Bandit turns around. Amy’s waiting beside the door to an office. The man standing in the doorway looks middle-aged. He wears a shirt and tie beneath his white lab coat. A rather plain mage’s wand made of some black material protrudes from the hip pocket of his lab coat. On the astral, he’s obviously an initiate, glowing with arcane knowledge of the higher metaplanes, attuned with the energies of the etheric. Bandit wonders what sort of mage could harmonize with a place like this lab, where so much of nature has been twisted, afflicted, even tortured.
“This is Dr. Benjamin Hill,” Amy says.
“How do you do?” Bandit says.
“Fine, thanks,” Hill replies."It’s always a pleasure to meet a representative of our friends in Tokyo.”
“I’m glad.”
They go into Hill’s office, which is like a small box. Another rack of tomes, this one rising to the ceiling, stands beside a chrome-hued desk. Hill offers coffee or tea. Amy refuses. Hill looks to Bandit and waits. Is he waiting for a reply on the question of drinks, or is he looking for something more than anyone has mentioned? Is he strong enough to see through the mask cloaking Bandit’s aura? “I do not care for tea,” Bandit says.
“Coffee then?”
“No, thank you.”
Hill’s aura changes subtly. He seems very slightly disturbed. He steps around behind his desk and sits down. He sneezes.
“Bless you,” Amy says.
“Thanks.”
“You use animals in research,” Bandit says.
Hill looks at him blankly, but his aura remains disturbed."Well, yes,” he says, hesitantly."Yes, that’s true. But of course all the animals we use are bred specifically for research, with a few limited exceptions. Without them, we’d be severely handicapped.”

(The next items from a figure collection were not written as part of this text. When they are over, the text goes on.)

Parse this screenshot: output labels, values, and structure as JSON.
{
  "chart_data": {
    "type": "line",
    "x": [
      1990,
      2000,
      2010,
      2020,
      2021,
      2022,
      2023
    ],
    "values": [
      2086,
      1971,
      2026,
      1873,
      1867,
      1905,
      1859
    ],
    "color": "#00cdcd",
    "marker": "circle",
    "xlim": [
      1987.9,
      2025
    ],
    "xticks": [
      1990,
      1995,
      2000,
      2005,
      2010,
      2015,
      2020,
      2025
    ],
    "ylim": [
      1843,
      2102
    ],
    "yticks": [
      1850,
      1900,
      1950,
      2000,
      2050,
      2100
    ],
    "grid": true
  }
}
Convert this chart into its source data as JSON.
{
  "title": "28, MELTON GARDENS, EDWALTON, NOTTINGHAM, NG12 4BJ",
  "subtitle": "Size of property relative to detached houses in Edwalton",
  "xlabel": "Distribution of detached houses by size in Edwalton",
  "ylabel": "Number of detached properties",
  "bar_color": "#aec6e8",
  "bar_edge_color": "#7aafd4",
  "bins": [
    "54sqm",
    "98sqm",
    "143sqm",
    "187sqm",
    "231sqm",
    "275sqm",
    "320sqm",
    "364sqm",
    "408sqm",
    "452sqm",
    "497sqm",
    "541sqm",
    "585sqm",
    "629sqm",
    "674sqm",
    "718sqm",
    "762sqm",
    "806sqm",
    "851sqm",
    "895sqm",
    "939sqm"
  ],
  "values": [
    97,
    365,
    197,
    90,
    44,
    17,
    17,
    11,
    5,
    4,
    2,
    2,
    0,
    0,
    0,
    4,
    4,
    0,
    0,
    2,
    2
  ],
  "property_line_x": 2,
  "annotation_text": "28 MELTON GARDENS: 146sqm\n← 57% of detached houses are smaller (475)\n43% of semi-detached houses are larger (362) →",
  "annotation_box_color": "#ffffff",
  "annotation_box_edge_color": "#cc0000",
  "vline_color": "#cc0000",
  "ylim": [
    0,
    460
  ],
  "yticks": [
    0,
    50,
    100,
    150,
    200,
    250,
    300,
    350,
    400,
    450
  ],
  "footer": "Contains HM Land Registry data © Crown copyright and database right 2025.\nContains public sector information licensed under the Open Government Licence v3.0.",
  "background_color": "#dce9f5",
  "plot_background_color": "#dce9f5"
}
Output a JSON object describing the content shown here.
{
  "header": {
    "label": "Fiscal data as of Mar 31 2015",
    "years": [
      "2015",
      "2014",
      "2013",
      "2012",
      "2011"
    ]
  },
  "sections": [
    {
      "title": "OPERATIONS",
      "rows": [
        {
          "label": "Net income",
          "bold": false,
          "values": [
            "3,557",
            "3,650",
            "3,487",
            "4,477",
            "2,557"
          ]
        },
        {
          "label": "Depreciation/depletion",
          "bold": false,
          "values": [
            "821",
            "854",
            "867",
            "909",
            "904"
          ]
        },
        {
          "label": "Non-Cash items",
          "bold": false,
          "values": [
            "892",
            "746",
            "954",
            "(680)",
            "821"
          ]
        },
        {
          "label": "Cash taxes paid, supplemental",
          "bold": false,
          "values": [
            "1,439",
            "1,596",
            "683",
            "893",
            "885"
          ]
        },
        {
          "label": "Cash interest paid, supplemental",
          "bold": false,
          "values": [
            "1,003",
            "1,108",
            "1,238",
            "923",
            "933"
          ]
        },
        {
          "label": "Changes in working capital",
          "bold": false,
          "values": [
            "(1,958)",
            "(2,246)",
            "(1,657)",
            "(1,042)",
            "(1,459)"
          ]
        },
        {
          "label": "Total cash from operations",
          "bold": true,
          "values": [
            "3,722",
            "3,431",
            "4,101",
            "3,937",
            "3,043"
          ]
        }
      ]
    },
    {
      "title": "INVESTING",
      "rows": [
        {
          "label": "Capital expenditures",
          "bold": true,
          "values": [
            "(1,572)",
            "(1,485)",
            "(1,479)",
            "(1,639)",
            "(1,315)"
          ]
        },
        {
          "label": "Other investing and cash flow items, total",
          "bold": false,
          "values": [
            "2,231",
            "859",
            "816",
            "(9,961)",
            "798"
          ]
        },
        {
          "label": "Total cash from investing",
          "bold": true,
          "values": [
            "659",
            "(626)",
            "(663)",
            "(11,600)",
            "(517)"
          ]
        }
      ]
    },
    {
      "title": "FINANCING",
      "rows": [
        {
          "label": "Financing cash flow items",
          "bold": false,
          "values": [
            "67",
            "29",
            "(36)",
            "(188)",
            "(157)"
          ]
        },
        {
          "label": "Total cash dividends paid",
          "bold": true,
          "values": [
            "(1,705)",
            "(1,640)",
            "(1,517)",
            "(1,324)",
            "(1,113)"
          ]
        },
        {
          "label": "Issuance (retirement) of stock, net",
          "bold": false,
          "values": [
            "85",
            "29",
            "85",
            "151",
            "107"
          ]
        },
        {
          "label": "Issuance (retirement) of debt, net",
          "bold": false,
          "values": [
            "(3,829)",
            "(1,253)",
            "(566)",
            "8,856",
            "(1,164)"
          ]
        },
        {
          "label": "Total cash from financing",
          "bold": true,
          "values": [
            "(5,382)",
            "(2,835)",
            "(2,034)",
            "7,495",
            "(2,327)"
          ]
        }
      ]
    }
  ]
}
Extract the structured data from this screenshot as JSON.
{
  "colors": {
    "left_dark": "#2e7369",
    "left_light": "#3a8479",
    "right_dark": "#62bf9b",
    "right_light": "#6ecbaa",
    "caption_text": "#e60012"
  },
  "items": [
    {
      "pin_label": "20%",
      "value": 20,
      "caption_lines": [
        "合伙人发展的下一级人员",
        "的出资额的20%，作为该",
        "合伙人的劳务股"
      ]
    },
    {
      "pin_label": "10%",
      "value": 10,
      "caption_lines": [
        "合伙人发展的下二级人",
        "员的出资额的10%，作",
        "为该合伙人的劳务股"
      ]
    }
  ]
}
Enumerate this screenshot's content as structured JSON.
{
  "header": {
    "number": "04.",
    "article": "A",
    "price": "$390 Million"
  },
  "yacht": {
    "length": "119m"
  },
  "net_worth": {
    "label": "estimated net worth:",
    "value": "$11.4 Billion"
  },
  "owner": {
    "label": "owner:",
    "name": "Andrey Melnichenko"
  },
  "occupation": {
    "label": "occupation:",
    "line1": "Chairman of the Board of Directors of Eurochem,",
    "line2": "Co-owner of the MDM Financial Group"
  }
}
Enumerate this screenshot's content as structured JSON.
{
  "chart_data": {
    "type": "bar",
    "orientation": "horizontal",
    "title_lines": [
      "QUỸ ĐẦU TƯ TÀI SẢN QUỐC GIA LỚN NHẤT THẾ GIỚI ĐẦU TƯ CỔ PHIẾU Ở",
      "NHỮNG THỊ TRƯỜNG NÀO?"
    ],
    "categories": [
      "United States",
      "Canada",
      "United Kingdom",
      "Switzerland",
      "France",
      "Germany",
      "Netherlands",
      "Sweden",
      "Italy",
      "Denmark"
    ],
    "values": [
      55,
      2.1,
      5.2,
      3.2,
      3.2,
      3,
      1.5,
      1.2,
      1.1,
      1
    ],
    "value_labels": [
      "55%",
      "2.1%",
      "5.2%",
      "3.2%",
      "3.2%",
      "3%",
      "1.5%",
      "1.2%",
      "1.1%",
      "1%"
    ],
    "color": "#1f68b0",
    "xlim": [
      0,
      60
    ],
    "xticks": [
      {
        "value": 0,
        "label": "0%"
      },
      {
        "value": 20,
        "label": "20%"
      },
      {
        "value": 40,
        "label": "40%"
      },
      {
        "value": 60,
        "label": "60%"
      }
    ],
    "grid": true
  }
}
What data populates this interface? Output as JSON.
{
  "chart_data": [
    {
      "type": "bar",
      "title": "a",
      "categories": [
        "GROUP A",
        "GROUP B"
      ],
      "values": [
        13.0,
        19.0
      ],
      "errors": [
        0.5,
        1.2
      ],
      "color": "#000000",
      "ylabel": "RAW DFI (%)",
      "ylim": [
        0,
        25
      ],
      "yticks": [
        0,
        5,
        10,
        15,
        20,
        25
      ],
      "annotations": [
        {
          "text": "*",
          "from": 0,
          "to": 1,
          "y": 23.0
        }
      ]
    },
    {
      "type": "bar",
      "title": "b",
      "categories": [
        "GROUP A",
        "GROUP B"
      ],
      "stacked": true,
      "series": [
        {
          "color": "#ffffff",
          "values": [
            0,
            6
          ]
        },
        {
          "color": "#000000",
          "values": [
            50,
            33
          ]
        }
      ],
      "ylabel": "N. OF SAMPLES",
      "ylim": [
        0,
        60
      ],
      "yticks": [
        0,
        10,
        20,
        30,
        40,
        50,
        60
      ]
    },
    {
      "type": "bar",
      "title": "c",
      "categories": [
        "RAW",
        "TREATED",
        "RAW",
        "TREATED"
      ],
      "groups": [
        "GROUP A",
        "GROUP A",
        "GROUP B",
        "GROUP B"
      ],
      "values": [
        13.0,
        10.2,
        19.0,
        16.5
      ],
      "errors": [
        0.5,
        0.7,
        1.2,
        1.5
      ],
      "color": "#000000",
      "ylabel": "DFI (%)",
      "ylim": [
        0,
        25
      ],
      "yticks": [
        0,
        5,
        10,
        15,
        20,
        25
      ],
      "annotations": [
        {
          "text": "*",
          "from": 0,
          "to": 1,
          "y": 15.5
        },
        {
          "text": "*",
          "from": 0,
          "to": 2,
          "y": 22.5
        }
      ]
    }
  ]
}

That answer does not seem to justify the way nature has been tortured in this place, but Bandit recalls his reason for being here. He forces himself to keep silent.
Amy goes on to explain about the reason for this visit.
Outwardly, she seems matter-of-fact, sober, serious, resolute, the dedicated suit going about her business; on the astral plane, her anxiety is apparent in the slowly shifting, turning, blending colors of her aura.